Done in 30 seconds. No full restore needed.
Recovering a single image
A user uploaded a hero image to /wp-content/uploads/2026/01/hero.jpg, then accidentally deleted it from the media library three weeks ago.
- Browse the backup from before the deletion.
- Navigate to
wp-content/uploads/2026/01/. - Tick
hero.jpg. - Restore.
The image reappears in the media library on next page load.
Comparing the current code to a backup
- Browse the backup to a folder.
- Restore the file you want to compare to a different destination — for example
/home/user/restored-comparison/. - Use SSH or the file manager to diff the restored file against the live one.
You can use this as a poor-man's version control for sites that don't use git.
How It Works Under the Hood
Opterius backups are standard tar.gz archives stored at /var/backups/opterius/. The browse and restore actions use the agent's filesystem access:
- Browsing:
tar -tvzf backup.tar.gzparses the archive index without extracting any data. The agent groups entries by directory and returns the immediate children of the requested path. - Restoring:
tar -xzf backup.tar.gz -C /tmp/opterius-restore-XXX -- file1 file2 file3extracts only the specified paths to a temporary directory. The agent then moves them into the destination withchownset to the original user.
The temporary directory is cleaned up automatically when the operation completes, even if some files failed to restore.
Safety Notes
- Path validation: the agent rejects any restore request that includes
..or absolute paths in the file list. This prevents an attacker who somehow gets through the panel auth from extracting files outside the destination. - Document root validation: the destination must be under
/home/{user}/(the original account owner). You can't restore files into another account, into/etc, or anywhere else on the filesystem. - Overwrite is opt-in: by default, files that already exist at the destination are skipped, not overwritten. This protects against accidentally clobbering newer files with older ones.
- Ownership is preserved: restored files are
chowned back to the original system user automatically.
Limitations
- Only files inside the
tar.gzarchive are browseable. If your backup type is "files only", you won't see databases or email. If your backup is "full", you'll see all three sections. - Restoring individual database tables is not supported via this UI. For partial database restores, use phpMyAdmin or
mysqldump --tables. The backup browser only handles files. - Symlinks are restored as-is. If a symlink points to an absolute path that no longer exists on the destination server, the restored symlink will be broken.
- Selection is per-page, not across breadcrumb navigation. If you select files in
/folder1/, then navigate to/folder2/, your selection from/folder1/is forgotten. Restore one folder at a time.
Troubleshooting
"Could not read backup contents."
The backup file may be corrupted or the agent doesn't have read access to /var/backups/opterius/. Check the agent logs at journalctl -u opterius-agent for the exact error.
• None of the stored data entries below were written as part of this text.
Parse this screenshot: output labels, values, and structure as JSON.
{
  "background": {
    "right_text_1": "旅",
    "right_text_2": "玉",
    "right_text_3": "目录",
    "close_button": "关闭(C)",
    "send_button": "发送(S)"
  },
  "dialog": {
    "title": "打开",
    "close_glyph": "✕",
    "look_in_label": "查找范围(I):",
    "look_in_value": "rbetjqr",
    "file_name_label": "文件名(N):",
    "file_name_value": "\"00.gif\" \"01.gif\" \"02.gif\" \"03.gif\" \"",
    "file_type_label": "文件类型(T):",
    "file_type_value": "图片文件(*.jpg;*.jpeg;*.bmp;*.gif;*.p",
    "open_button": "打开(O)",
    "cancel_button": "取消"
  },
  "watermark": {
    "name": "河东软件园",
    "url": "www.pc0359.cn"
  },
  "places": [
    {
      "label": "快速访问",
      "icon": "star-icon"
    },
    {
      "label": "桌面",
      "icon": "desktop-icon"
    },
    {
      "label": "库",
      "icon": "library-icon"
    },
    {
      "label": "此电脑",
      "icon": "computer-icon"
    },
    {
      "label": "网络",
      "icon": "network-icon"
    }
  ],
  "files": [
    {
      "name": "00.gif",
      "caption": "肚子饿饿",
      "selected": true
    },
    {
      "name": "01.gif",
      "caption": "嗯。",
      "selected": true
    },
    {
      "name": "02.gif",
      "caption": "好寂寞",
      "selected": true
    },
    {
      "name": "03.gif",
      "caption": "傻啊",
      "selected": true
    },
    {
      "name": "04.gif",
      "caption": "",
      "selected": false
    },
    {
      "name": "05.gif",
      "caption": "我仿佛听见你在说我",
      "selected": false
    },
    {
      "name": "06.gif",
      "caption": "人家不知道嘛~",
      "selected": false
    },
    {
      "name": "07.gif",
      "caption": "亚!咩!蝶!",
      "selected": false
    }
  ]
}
"Restored 0 files. Skipped N (already existed — tick 'overwrite' to replace)." The files you selected already exist at the destination. Either delete them first, or re-run the restore with Overwrite existing files ticked.
Restored files have wrong permissions.
The agent restores files with chown -R {user}:{user}, which sets ownership but not file modes. Permissions inside the tarball are preserved by tar itself. If you need to fix modes after a restore, run chmod -R u+rw {path} from SSH.